Dear Megan Fox,
On behalf of California’s community of political journalists, pundits, and other drooling nerds, let me express our excitement – our sheer giddiness really – at your entrance into the debate about how best to reform California’s broken governing system.
As this terrific video shows, you have strong views about the impact of the state’s dysfunctional budget system on our schools. You make the idea of budget reform very sexy, which is so hard to do that, well, it’s never been done before.

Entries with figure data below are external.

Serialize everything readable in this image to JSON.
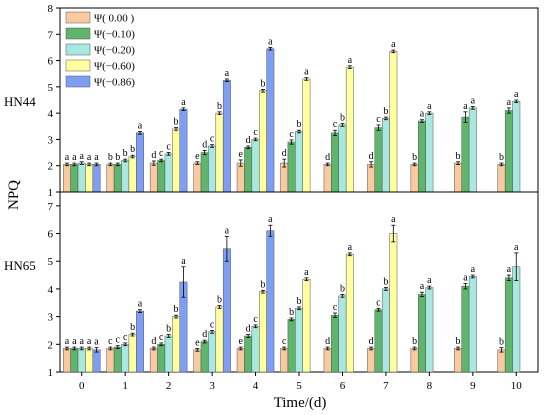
{
  "chart_data": {
    "type": "bar",
    "xlabel": "Time/(d)",
    "ylabel": "NPQ",
    "categories": [
      "0",
      "1",
      "2",
      "3",
      "4",
      "5",
      "6",
      "7",
      "8",
      "9",
      "10"
    ],
    "legend": {
      "placement": "top-left",
      "entries": [
        "Ψ( 0.00 )",
        "Ψ(−0.10)",
        "Ψ(−0.20)",
        "Ψ(−0.60)",
        "Ψ(−0.86)"
      ]
    },
    "series_colors": [
      "#f9c9a0",
      "#5fb56c",
      "#a8e8e0",
      "#ffffa0",
      "#7e9ef5"
    ],
    "panels": [
      {
        "label": "HN44",
        "ylim": [
          1,
          8
        ],
        "yticks": [
          "1",
          "2",
          "3",
          "4",
          "5",
          "6",
          "7",
          "8"
        ],
        "series": [
          {
            "values": [
              2.05,
              2.05,
              2.1,
              2.1,
              2.1,
              2.1,
              2.05,
              2.05,
              2.05,
              2.1,
              2.05
            ],
            "errors": [
              0.05,
              0.05,
              0.08,
              0.05,
              0.12,
              0.15,
              0.05,
              0.1,
              0.05,
              0.05,
              0.05
            ],
            "letters": [
              "a",
              "b",
              "d",
              "e",
              "e",
              "d",
              "d",
              "d",
              "b",
              "b",
              "b"
            ]
          },
          {
            "values": [
              2.05,
              2.05,
              2.2,
              2.5,
              2.7,
              2.9,
              3.25,
              3.45,
              3.7,
              3.85,
              4.1
            ],
            "errors": [
              0.05,
              0.05,
              0.05,
              0.08,
              0.05,
              0.08,
              0.1,
              0.1,
              0.05,
              0.2,
              0.1
            ],
            "letters": [
              "a",
              "b",
              "c",
              "d",
              "d",
              "c",
              "c",
              "c",
              "a",
              "a",
              "a"
            ]
          },
          {
            "values": [
              2.1,
              2.2,
              2.45,
              2.75,
              3.0,
              3.3,
              3.55,
              3.8,
              4.0,
              4.2,
              4.45
            ],
            "errors": [
              0.05,
              0.05,
              0.05,
              0.05,
              0.05,
              0.05,
              0.05,
              0.05,
              0.05,
              0.05,
              0.05
            ],
            "letters": [
              "a",
              "b",
              "c",
              "c",
              "c",
              "b",
              "b",
              "b",
              "a",
              "a",
              "a"
            ]
          },
          {
            "values": [
              2.05,
              2.35,
              3.4,
              4.0,
              4.85,
              5.3,
              5.75,
              6.35
            ],
            "errors": [
              0.05,
              0.05,
              0.05,
              0.05,
              0.05,
              0.05,
              0.05,
              0.05
            ],
            "letters": [
              "a",
              "b",
              "b",
              "b",
              "b",
              "a",
              "a",
              "a"
            ]
          },
          {
            "values": [
              2.05,
              3.25,
              4.15,
              5.25,
              6.45
            ],
            "errors": [
              0.05,
              0.05,
              0.05,
              0.05,
              0.05
            ],
            "letters": [
              "a",
              "a",
              "a",
              "a",
              "a"
            ]
          }
        ]
      },
      {
        "label": "HN65",
        "ylim": [
          1,
          7.5
        ],
        "yticks": [
          "1",
          "2",
          "3",
          "4",
          "5",
          "6",
          "7"
        ],
        "series": [
          {
            "values": [
              1.85,
              1.85,
              1.85,
              1.8,
              1.85,
              1.85,
              1.85,
              1.85,
              1.85,
              1.85,
              1.8
            ],
            "errors": [
              0.05,
              0.05,
              0.05,
              0.05,
              0.05,
              0.05,
              0.05,
              0.05,
              0.05,
              0.05,
              0.08
            ],
            "letters": [
              "a",
              "c",
              "d",
              "e",
              "e",
              "c",
              "d",
              "d",
              "b",
              "b",
              "b"
            ]
          },
          {
            "values": [
              1.85,
              1.9,
              2.0,
              2.1,
              2.3,
              2.9,
              3.05,
              3.25,
              3.8,
              4.1,
              4.4
            ],
            "errors": [
              0.05,
              0.05,
              0.05,
              0.05,
              0.05,
              0.05,
              0.08,
              0.05,
              0.08,
              0.1,
              0.1
            ],
            "letters": [
              "a",
              "c",
              "c",
              "d",
              "d",
              "b",
              "c",
              "c",
              "a",
              "a",
              "a"
            ]
          },
          {
            "values": [
              1.85,
              2.0,
              2.3,
              2.45,
              2.65,
              3.3,
              3.75,
              4.0,
              4.05,
              4.45,
              4.8
            ],
            "errors": [
              0.05,
              0.05,
              0.05,
              0.05,
              0.05,
              0.05,
              0.05,
              0.05,
              0.05,
              0.05,
              0.5
            ],
            "letters": [
              "a",
              "c",
              "b",
              "c",
              "c",
              "b",
              "b",
              "b",
              "a",
              "a",
              "a"
            ]
          },
          {
            "values": [
              1.85,
              2.35,
              3.0,
              3.35,
              3.9,
              4.35,
              5.25,
              6.0
            ],
            "errors": [
              0.05,
              0.05,
              0.05,
              0.05,
              0.05,
              0.05,
              0.05,
              0.3
            ],
            "letters": [
              "a",
              "b",
              "b",
              "b",
              "b",
              "a",
              "a",
              "a"
            ]
          },
          {
            "values": [
              1.8,
              3.2,
              4.25,
              5.45,
              6.1
            ],
            "errors": [
              0.08,
              0.05,
              0.55,
              0.45,
              0.2
            ],
            "letters": [
              "a",
              "a",
              "a",
              "a",
              "a"
            ]
          }
        ]
      }
    ]
  }
}
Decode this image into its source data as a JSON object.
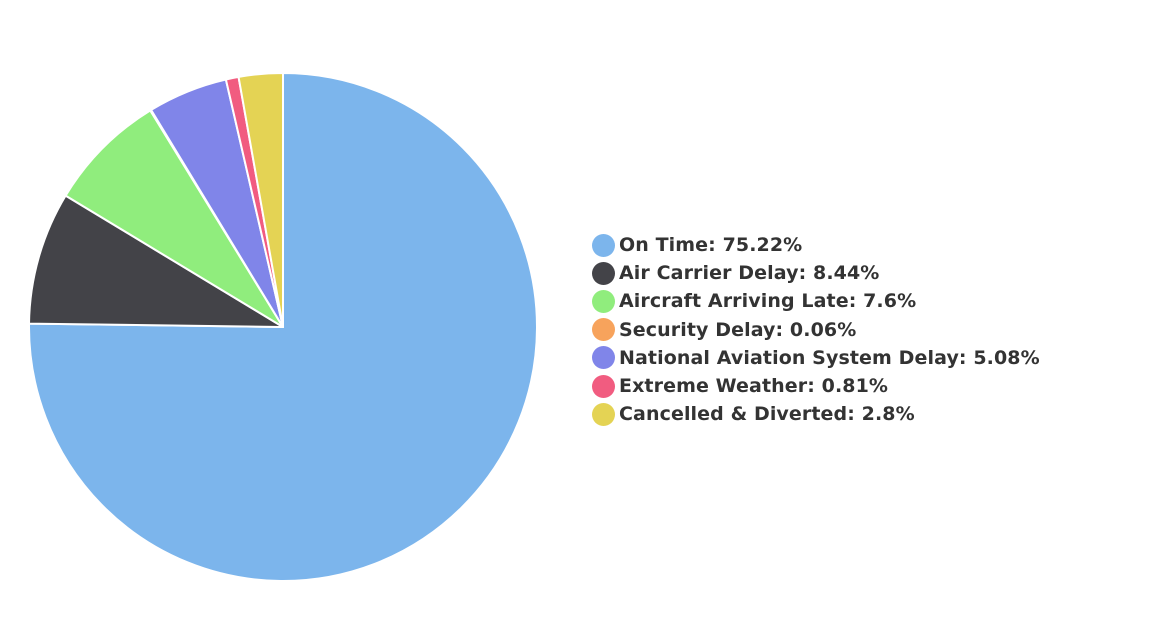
{
  "chart_data": {
    "type": "pie",
    "title": "",
    "start_angle": "12 o'clock",
    "direction": "clockwise",
    "legend_position": "right",
    "slices": [
      {
        "label": "On Time",
        "value": 75.22,
        "legend_text": "On Time: 75.22%",
        "color": "#7cb5ec"
      },
      {
        "label": "Air Carrier Delay",
        "value": 8.44,
        "legend_text": "Air Carrier Delay: 8.44%",
        "color": "#434348"
      },
      {
        "label": "Aircraft Arriving Late",
        "value": 7.6,
        "legend_text": "Aircraft Arriving Late: 7.6%",
        "color": "#90ed7d"
      },
      {
        "label": "Security Delay",
        "value": 0.06,
        "legend_text": "Security Delay: 0.06%",
        "color": "#f7a35c"
      },
      {
        "label": "National Aviation System Delay",
        "value": 5.08,
        "legend_text": "National Aviation System Delay: 5.08%",
        "color": "#8085e9"
      },
      {
        "label": "Extreme Weather",
        "value": 0.81,
        "legend_text": "Extreme Weather: 0.81%",
        "color": "#f15c80"
      },
      {
        "label": "Cancelled & Diverted",
        "value": 2.8,
        "legend_text": "Cancelled & Diverted: 2.8%",
        "color": "#e4d354"
      }
    ]
  }
}
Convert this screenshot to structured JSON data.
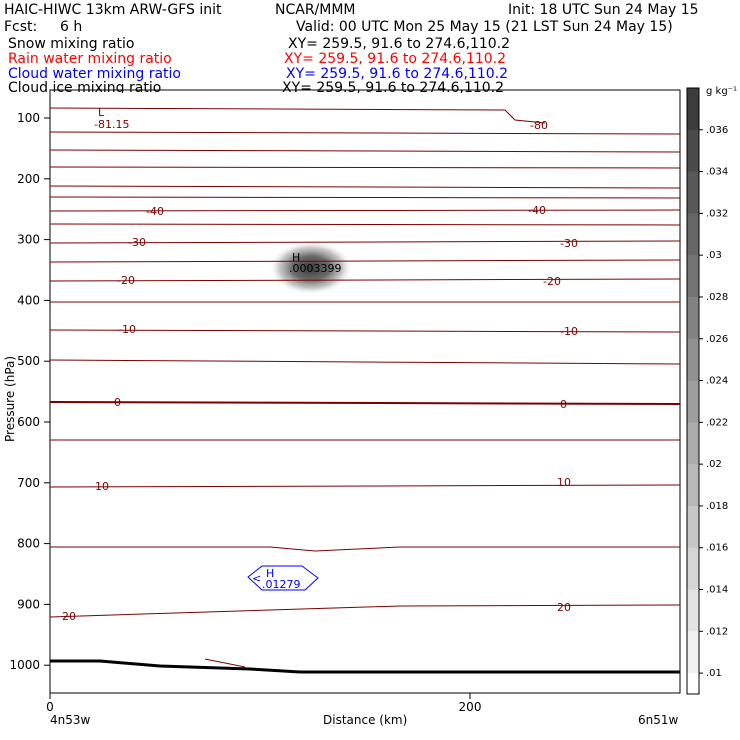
{
  "header": {
    "title_left": "HAIC-HIWC 13km ARW-GFS init",
    "center_org": "NCAR/MMM",
    "init": "Init: 18 UTC Sun 24 May 15",
    "fcst_label": "Fcst:",
    "fcst_value": "6 h",
    "valid": "Valid: 00 UTC Mon 25 May 15 (21 LST Sun 24 May 15)"
  },
  "fields": [
    {
      "label": "Snow mixing ratio",
      "xy": "XY= 259.5, 91.6 to 274.6,110.2",
      "color": "#000000"
    },
    {
      "label": "Rain water mixing ratio",
      "xy": "XY= 259.5, 91.6 to 274.6,110.2",
      "color": "#ff0000"
    },
    {
      "label": "Cloud water mixing ratio",
      "xy": "XY= 259.5, 91.6 to 274.6,110.2",
      "color": "#0000ff"
    },
    {
      "label": "Cloud ice mixing ratio",
      "xy": "XY= 259.5, 91.6 to 274.6,110.2",
      "color": "#000000"
    }
  ],
  "chart_data": {
    "type": "heatmap",
    "xlabel": "Distance (km)",
    "ylabel": "Pressure (hPa)",
    "xlim": [
      0,
      300
    ],
    "ylim": [
      1050,
      60
    ],
    "x_ticks": [
      0,
      200
    ],
    "y_ticks": [
      100,
      200,
      300,
      400,
      500,
      600,
      700,
      800,
      900,
      1000
    ],
    "x_endpoint_labels": [
      "4n53w",
      "6n51w"
    ],
    "temperature_contours": [
      {
        "label": "-81.15",
        "p": 110
      },
      {
        "label": "-80",
        "p": 110
      },
      {
        "label": "-40",
        "p": 250
      },
      {
        "label": "-30",
        "p": 305
      },
      {
        "label": "-20",
        "p": 365
      },
      {
        "label": "-10",
        "p": 448
      },
      {
        "label": "0",
        "p": 568
      },
      {
        "label": "10",
        "p": 700
      },
      {
        "label": "20",
        "p": 900
      }
    ],
    "extrema": [
      {
        "marker": "L",
        "value": "-81.15",
        "x": 25,
        "p": 95
      },
      {
        "marker": "H",
        "value": ".0003399",
        "x": 120,
        "p": 335
      },
      {
        "marker": "H",
        "value": ".01279",
        "x": 105,
        "p": 860
      }
    ],
    "colorbar": {
      "unit": "g kg⁻¹",
      "ticks": [
        ".036",
        ".034",
        ".032",
        ".03",
        ".028",
        ".026",
        ".024",
        ".022",
        ".02",
        ".018",
        ".016",
        ".014",
        ".012",
        ".01"
      ]
    },
    "cloud_ice_maximum": {
      "x": 120,
      "p": 360,
      "value": 0.0003399
    },
    "terrain_surface": [
      [
        0,
        995
      ],
      [
        100,
        1005
      ],
      [
        300,
        1010
      ]
    ]
  }
}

That said, I might suggest – in the most humble and worshipful way possible – that you may be laying the blame for the cuts to school budgets, and the resulting teacher layoffs, in the wrong place. You target Gov. Schwarzenegger, who you suggest has slashed education programs almost single-handedly. “Call, write and annoy the governor until he cries for his mommy,” you say in the video.
Two things. One, the governor’s mother Aurelia died more than a decade ago. Two – no matter what you’ve been hearing from that failed-TV-actor boyfriend of yours (now that you’re a player in California politics, it’s time to get a higher-class political partner, Megan) -- neither the governor nor the state legislature for that matter are responsible for these cuts.
In California’s system, the governor and the legislators like your maid or the personal assistant. When it comes to budgets, they are little more than glorified janitors, assigned the unpleasant task of cleaning up the fiscal messes created by California’s broken constitution. One of the most problematic rules, Prop 98, governs education spending and is so famously difficult to understand that its author built a profitable concern explaining it to people. And you thought Transformers was a successful franchise!
So who is to blame? In short: your audience. The public. The voters themselves have approved at the ballot nearly all of the tax restrictions and spending mandates that make the budget so difficult to balance. Voters themselves, of course, don’t understand that -- and they don’t seem willing to help. In last year’s special election, when the governor and the legislature asked voters to approve tax increases and education funding changes to protect schools from more cuts, the voters turned them down.
Which is why it’s so great that you’re adopting a public profile on these issues. If you could explain all this to voters – and convince your younger fans to start voting – you would do the California schools a tremendous public service.
Of course, the policy involved here is very complicated. I’d be happy to take time out of my busy schedule to walk through the details personally. It may take us a while, at least a weekend, and we should find some place quiet where the two of us won’t be disturbed.